A new study out of Case Western Reserve University School of Medicine examines the ways people living in these neighborhoods make choices about buying food. Researchers evaluated food deserts in Cleveland and Columbus, focusing particularly on Cleveland’s St. Clair Superior neighborhood. They found that more than 40% of the population in food deserts lived below the federal poverty line, and over 70% identified as a racial or ethnic minority.

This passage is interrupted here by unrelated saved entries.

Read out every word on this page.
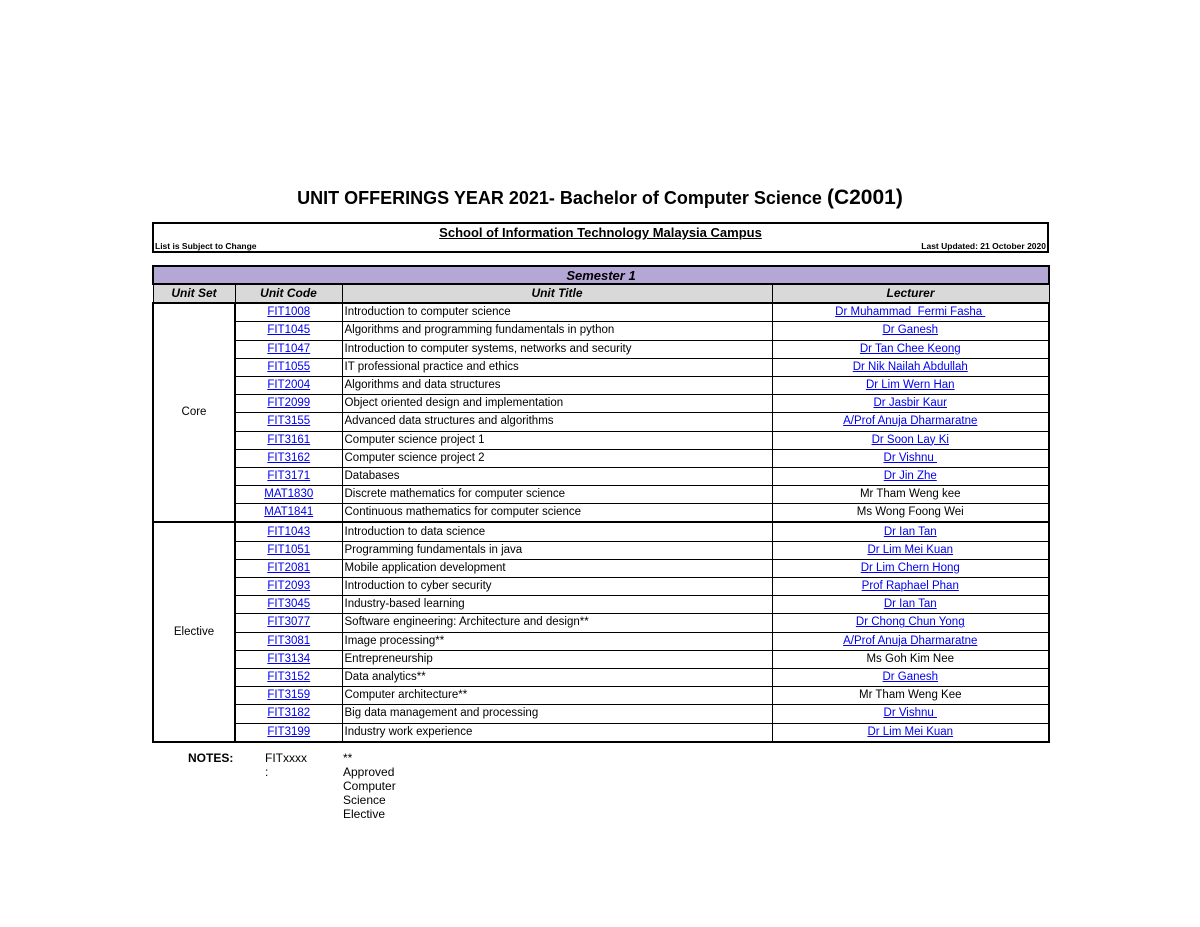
UNIT OFFERINGS YEAR 2021- Bachelor of Computer Science (C2001)
School of Information Technology Malaysia Campus
List is Subject to Change	Last Updated: 21 October 2020
Semester 1			
Unit Set	Unit Code	Unit Title	Lecturer
Core	FIT1008	Introduction to computer science	Dr Muhammad  Fermi Fasha
	FIT1045	Algorithms and programming fundamentals in python	Dr Ganesh
	FIT1047	Introduction to computer systems, networks and security	Dr Tan Chee Keong
	FIT1055	IT professional practice and ethics	Dr Nik Nailah Abdullah
	FIT2004	Algorithms and data structures	Dr Lim Wern Han
	FIT2099	Object oriented design and implementation	Dr Jasbir Kaur
	FIT3155	Advanced data structures and algorithms	A/Prof Anuja Dharmaratne
	FIT3161	Computer science project 1	Dr Soon Lay Ki
	FIT3162	Computer science project 2	Dr Vishnu
	FIT3171	Databases	Dr Jin Zhe
	MAT1830	Discrete mathematics for computer science	Mr Tham Weng kee
	MAT1841	Continuous mathematics for computer science	Ms Wong Foong Wei
Elective	FIT1043	Introduction to data science	Dr Ian Tan
	FIT1051	Programming fundamentals in java	Dr Lim Mei Kuan
	FIT2081	Mobile application development	Dr Lim Chern Hong
	FIT2093	Introduction to cyber security	Prof Raphael Phan
	FIT3045	Industry-based learning	Dr Ian Tan
	FIT3077	Software engineering: Architecture and design**	Dr Chong Chun Yong
	FIT3081	Image processing**	A/Prof Anuja Dharmaratne
	FIT3134	Entrepreneurship	Ms Goh Kim Nee
	FIT3152	Data analytics**	Dr Ganesh
	FIT3159	Computer architecture**	Mr Tham Weng Kee
	FIT3182	Big data management and processing	Dr Vishnu
	FIT3199	Industry work experience	Dr Lim Mei Kuan
NOTES:	FITxxxx :
** Approved Computer Science Elective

The study found that often the only healthy options in food deserts were canned vegetables, 100 percent juice, and diet soda, says Darcy Freedman, associate professor at the Department of Population and Quantitative Health Science at CWRU School of Medicine and a researcher who worked on the study.

“In the neighborhoods that we evaluated in Cleveland and Columbus, the most commonly available stores, none of them sold healthy products like whole wheat bread or low-fat baked good products. And less than one in ten sold a fresh fruit or vegetable,” said Freedman.

Roger Sikes at the Cuyahoga County Board of Health says one example of a food desert intervention based on community needs is the recent opening of Simon’s Supermarket in Euclid. They offer affordable healthy vegetables like collard greens and a wide selection of meat options for protein.

“It really reflects the desires of residents in those neighborhoods,” said Sikes. “And also just building trust with the store owner. Being able to shake the owner’s hand and have dialogue with him I think was very important, one in helping the store to be successful, but also building more community ownership.”

Working with the community is integral in moving forward on a solution, says Euclid resident Kandace Jones, who’s worked on projects in her neighborhood to address the food desert.

“You could put a store in there, but if it’s not meeting the needs of the community, it’s not going to do well and thrive,” said Jones.

The researchers plan to track the targeted Cleveland food deserts for the next year as part of their project to identify how residents’ dietary habits change along with efforts to reduce food deserts through opening new supermarkets.